Home-based Village businesses
A meaningful share of Village businesses operate out of the owner's home. The Village is residentially zoned, so any home-based business has to fit within the city's home occupation rules. Beyond zoning, the considerations include keeping the homestead exemption intact, separating business and personal finances cleanly, ensuring homeowner's insurance covers (or doesn't cover) the business activity, and titling business assets so they're protected from personal liability.
Operating agreements that actually work
- How major and day-to-day decisions get made.
- How profits and losses are allocated and when distributions occur.
- Who can transfer or sell their membership interest, and to whom.
- What happens on the death, disability, divorce, bankruptcy, or voluntary departure of a member.
- How disputes get resolved.
- How the LLC dissolves and how proceeds are distributed.

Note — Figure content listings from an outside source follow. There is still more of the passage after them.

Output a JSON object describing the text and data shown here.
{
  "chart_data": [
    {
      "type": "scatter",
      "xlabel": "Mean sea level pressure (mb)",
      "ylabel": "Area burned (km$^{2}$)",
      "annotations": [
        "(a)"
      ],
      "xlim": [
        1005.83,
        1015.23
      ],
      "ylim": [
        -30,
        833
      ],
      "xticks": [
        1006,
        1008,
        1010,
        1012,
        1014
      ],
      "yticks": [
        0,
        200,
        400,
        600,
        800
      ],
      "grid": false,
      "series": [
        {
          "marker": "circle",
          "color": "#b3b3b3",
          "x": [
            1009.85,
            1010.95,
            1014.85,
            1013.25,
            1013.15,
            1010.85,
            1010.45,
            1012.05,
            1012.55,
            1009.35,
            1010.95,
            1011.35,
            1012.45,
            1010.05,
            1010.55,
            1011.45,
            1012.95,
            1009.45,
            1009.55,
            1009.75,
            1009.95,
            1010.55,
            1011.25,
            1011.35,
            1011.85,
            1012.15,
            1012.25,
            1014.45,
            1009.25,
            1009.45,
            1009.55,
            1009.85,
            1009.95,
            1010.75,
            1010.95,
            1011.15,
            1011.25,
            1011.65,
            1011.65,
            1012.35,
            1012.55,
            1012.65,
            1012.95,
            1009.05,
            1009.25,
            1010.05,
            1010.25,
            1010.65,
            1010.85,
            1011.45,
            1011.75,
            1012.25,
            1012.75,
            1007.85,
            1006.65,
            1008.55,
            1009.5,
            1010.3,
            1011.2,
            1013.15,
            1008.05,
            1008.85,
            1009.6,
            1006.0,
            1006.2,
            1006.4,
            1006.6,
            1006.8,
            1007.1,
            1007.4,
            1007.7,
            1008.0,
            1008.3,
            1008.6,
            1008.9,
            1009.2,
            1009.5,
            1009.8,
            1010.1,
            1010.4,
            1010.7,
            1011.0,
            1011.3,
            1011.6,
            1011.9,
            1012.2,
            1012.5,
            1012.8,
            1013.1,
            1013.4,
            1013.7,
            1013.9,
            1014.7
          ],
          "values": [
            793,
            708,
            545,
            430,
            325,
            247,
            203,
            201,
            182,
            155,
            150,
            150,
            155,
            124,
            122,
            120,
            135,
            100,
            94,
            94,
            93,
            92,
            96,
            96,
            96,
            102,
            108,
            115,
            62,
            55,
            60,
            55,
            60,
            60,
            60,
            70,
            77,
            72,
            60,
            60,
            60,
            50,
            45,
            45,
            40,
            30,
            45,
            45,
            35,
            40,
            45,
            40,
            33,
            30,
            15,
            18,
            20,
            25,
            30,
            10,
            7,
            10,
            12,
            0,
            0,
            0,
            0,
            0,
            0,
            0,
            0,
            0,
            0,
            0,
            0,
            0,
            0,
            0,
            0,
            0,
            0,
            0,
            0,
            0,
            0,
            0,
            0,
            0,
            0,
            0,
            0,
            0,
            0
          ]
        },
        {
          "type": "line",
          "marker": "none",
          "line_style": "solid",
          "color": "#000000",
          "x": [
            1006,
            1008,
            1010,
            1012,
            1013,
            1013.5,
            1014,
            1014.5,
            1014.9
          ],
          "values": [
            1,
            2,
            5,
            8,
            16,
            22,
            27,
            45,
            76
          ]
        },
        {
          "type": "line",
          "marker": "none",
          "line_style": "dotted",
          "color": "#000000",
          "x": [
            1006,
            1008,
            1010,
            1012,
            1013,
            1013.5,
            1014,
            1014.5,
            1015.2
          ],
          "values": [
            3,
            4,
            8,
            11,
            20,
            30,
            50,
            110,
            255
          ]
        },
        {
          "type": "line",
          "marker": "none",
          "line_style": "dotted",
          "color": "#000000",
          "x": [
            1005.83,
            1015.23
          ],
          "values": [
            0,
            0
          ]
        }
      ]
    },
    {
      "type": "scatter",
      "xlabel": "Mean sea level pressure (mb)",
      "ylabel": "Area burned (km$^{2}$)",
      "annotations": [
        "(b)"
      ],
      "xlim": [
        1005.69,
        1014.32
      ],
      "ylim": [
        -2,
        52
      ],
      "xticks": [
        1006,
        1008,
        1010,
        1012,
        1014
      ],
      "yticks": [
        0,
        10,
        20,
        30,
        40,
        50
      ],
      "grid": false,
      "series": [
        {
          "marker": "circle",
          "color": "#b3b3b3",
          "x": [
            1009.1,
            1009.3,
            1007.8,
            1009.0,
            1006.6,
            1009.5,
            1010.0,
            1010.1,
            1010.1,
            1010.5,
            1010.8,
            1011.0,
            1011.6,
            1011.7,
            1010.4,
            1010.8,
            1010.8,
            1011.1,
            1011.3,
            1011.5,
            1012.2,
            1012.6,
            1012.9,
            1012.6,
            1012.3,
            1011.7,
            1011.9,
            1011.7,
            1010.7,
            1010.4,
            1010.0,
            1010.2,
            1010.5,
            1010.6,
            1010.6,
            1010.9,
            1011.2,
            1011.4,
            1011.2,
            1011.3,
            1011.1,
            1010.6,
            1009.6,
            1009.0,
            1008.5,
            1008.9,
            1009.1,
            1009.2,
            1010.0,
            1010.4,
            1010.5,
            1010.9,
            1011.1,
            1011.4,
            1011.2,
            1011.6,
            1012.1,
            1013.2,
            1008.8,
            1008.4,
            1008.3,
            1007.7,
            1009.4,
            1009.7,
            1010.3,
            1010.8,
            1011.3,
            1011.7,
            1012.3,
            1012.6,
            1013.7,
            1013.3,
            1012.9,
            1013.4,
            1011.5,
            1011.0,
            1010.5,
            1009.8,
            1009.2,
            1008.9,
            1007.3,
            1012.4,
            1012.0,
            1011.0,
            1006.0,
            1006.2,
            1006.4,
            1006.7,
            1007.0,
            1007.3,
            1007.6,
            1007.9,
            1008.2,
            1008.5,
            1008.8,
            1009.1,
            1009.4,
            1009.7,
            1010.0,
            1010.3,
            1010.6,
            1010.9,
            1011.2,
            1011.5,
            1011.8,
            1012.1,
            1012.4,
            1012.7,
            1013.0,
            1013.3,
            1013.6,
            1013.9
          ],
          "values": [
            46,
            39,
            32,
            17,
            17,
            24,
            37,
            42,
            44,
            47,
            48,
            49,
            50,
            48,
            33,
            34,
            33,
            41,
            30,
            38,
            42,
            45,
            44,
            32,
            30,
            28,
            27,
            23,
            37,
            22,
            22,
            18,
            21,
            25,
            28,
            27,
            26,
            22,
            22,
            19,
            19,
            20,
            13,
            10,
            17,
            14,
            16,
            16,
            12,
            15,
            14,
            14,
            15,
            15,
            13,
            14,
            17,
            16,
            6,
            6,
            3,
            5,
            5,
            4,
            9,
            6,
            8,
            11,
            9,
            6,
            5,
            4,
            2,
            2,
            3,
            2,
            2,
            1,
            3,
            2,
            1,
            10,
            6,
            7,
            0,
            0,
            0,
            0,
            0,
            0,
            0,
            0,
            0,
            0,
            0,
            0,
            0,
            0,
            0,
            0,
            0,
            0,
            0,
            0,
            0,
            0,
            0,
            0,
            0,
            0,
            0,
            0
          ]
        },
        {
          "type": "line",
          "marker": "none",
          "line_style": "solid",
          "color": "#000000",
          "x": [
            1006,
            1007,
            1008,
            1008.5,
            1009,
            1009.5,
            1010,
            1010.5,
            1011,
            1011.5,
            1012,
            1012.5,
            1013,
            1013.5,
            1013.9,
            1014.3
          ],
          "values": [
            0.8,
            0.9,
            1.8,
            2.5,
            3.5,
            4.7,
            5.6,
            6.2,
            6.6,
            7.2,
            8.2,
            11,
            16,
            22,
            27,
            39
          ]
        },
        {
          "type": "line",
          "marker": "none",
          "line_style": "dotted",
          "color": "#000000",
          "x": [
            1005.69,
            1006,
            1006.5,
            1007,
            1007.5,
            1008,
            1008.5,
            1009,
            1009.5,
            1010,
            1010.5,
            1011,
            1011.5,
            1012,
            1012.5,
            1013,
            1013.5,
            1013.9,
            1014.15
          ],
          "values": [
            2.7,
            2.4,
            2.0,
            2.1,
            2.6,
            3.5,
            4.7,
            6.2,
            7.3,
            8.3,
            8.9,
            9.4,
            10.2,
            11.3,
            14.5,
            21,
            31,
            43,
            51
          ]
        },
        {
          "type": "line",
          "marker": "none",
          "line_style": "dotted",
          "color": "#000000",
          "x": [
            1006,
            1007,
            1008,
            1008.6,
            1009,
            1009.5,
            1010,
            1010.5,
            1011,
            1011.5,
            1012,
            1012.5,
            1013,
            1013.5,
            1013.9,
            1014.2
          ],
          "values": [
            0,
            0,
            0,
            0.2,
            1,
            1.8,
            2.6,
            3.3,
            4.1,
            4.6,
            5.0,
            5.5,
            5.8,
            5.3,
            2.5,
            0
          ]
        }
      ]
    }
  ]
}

Buy-sell agreements for multi-owner Village businesses
A buy-sell determines what happens to an owner's interest in defined triggering events. Without one, an owner's death can leave their spouse or children as unwanted business partners. Funded with life insurance where appropriate, a buy-sell becomes self-executing.
Integration with the Village owner's estate plan
The business interest is often a meaningful asset on a Village owner's personal balance sheet. How it passes interacts with operating agreement transfer provisions, buy-sell terms, tax elections, and the family's overall plan. We bring all of this onto the same page.